Jason Ellis, an assistant professor in the faculty of educational studies at UBC, doesn’t think underfunding is the issue that is causing schools to close. He pins the blame for school closures on government funding for private schools and declining enrolment caused by open boundaries.

“I think that raises a question of whether good planning policy (should create) a market where schools compete for students and each school tries to develop a niche program to draw students from another,” Ellis said. “It’s a policy that I doubt the government will revisit because it has a lot of support from parents. But it has a price, and maybe this (school closures) is the price.”

Although the Vancouver school board said last month it would only consider students who live in a school’s catchment area when determining which schools to close, in the end, the district looked at each school’s current population to see if the entire student body could move as a whole to a nearby school. But the list of 12 schools to be considered for closure contains only schools on the city’s east side, with the exception of one small annex on the west side.

“(The number of schools on the closure list from the east side) is a consequence of having emphasized schools of choice,” Ungerleider said. “That itself destabilized the relationship between a community and its schools. There is a larger story here too: Vancouver’s population is growing, but not with young families because of the price of housing. This is a byproduct of that situation.”

The Vancouver school board agreed earlier this year that it would not sell off school lands, although it might swap or sell portions of school lands.

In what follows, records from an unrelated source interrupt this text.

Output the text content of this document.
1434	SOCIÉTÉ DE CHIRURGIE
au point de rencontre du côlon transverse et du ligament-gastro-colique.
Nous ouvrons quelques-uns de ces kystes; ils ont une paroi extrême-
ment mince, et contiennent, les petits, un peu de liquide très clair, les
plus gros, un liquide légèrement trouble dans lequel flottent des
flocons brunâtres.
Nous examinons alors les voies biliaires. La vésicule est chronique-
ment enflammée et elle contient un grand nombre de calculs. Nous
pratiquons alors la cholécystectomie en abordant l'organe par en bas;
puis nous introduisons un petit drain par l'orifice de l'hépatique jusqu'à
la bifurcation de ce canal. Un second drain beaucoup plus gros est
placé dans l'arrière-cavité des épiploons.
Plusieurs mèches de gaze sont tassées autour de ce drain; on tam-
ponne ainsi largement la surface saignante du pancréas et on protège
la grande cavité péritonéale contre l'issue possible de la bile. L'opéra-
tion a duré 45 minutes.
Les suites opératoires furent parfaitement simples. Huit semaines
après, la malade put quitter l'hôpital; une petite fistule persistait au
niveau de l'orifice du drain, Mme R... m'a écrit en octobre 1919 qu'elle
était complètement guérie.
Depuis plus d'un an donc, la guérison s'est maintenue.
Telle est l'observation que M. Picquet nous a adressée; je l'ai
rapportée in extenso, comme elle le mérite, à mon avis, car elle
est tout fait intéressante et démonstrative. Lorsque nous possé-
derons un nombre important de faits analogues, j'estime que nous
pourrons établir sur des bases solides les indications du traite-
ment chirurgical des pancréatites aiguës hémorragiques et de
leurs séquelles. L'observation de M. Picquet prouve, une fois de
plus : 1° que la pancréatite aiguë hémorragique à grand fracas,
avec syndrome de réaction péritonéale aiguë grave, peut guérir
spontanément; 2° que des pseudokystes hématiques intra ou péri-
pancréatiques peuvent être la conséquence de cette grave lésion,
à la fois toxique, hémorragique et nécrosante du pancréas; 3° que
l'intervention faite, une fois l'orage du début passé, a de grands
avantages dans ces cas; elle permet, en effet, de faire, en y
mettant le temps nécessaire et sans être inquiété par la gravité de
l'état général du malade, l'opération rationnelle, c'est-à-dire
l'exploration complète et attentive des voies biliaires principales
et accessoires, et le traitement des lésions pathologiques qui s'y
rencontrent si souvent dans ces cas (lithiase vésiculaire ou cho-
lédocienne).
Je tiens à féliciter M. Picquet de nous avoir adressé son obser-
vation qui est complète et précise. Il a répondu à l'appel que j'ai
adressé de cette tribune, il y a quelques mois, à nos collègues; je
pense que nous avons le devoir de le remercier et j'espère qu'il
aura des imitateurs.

It passed a motion on Monday night that it would not lease any closed facilities to independent schools.

Both Ungerleider and school board chairman Mike Lombardi said they have not heard any educational rationale for the government’s requirement that schools be 95 per cent full before seismic upgrades will be done. Both also mentioned that Calgary schools are 85 per cent full, and it is increasing capacity to reduce that number. In the past couple of weeks, the education ministry appears to have softened its stance on the 95 per cent benchmark, with Education Minister Mike Bernier saying on Monday that it is a flexible target.

The VSB has asked for an urgent meeting with Bernier to discuss the district’s $21.8-million budget shortfall for next year. All school boards in the province have until June 30 to submit a balanced budget, something VSB has chosen not to do, leaving the board vulnerable to being fired by the ministry and replaced by an official trustee.